Despite the friendly below from a Government website it often feels like the Tory Government put every obstacle possible in the way of disabled people trying to get the support they are entitled to from the benefit system. Personal Independence Payments, which replace Disability Living Allowance at a less generous rate and with higher thresholds of eligibility is a case in point.
I recently asked two Parliamentary Questions to get to the bottom of what is going wrong, one about the number of PIP appeals and one specifically about children. In answer to my first question I have been told that the number of successful appeals against decisions in Liverpool are still going up – from 39.5% in 2015 to 42% in 2016 and a massive 44.5% in 2017. In 2017/18 that was 1,435 Liverpudlians who had their PIP restored after having it wrongly stopped.
Almost half of those who appeal against their PIP decision in Liverpool get it overturned eventually and get some of the help they need, though typically it takes months to get the appeals heard.

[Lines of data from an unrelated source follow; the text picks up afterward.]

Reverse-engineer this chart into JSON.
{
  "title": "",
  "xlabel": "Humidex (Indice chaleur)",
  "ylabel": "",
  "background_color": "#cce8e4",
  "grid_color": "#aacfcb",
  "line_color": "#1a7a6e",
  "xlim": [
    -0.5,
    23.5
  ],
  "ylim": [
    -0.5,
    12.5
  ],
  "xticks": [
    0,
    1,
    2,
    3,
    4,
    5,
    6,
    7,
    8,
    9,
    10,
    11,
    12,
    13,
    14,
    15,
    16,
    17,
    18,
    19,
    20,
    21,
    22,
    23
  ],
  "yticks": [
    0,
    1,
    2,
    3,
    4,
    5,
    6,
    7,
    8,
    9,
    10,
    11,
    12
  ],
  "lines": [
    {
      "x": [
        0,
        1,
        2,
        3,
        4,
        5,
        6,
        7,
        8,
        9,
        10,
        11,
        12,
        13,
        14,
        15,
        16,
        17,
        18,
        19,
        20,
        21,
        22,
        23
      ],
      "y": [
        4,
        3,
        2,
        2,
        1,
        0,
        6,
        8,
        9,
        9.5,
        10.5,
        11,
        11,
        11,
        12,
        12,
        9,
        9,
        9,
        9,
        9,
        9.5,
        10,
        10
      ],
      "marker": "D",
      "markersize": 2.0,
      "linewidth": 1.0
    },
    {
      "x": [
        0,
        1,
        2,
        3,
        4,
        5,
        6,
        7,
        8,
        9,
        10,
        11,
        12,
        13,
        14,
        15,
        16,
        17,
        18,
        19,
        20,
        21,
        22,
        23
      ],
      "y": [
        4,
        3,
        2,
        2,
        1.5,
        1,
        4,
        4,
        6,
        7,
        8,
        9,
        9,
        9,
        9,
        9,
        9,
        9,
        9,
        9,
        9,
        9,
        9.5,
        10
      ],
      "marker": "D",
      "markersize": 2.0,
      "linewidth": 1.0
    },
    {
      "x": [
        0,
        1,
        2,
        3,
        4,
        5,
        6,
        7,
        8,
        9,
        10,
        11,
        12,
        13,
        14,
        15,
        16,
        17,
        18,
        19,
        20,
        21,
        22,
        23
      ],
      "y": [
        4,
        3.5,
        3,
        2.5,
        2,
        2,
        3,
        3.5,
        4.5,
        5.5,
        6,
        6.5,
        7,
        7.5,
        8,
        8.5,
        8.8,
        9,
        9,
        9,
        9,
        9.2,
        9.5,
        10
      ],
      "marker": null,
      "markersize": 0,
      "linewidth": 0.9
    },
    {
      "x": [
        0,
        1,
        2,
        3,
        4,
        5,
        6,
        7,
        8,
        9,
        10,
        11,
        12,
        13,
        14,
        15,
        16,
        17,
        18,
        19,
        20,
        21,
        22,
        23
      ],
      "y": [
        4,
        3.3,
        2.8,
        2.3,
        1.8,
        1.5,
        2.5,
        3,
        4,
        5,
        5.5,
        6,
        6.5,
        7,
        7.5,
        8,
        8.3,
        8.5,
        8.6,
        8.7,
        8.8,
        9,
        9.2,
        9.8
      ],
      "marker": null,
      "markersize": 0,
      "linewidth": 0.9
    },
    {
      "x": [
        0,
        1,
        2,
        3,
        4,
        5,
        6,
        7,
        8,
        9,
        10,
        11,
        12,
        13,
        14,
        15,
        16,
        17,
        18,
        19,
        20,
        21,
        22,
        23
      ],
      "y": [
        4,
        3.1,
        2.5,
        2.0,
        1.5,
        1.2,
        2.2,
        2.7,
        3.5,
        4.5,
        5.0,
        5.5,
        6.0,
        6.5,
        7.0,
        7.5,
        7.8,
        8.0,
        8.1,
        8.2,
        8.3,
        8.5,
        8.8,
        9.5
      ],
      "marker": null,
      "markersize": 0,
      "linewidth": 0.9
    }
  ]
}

Nationally, 9% of people who apply for PIP appeal the decision and almost half of them win that appeal. So if you think the decision in your case is wrong, it is definitely worth appealing against it.
I’ve also heard of many families whose disabled children have their Disability Living Allowance stopped and then have to wait months without benefits for a tribunal hearing to appeal the decision.
In answer to my question about this, the Ministry of Justice tells me that these waits should be reduced by them recruiting new judges, medics and disability qualified members to deal more quickly with the appeals. I have asked a further question to ascertain how much they expect these measures will cut the waits for Tribunal hearings.
My constituents who do appeal frequently win and get the DLA reinstated but not before they have spent months without the money their children are entitled to. This creates unacceptable hardship for families with disabled children.
It is clear the the Tories plan to move all claiments over to PIP and make it harder for people to claim the benefit is failing. Instead of reducing the small number of false claims it is making life almost impossible for people with disabilities. This heartless policy must be reconsidered or at the very least slowed until the Government get a grip on what is going wrong.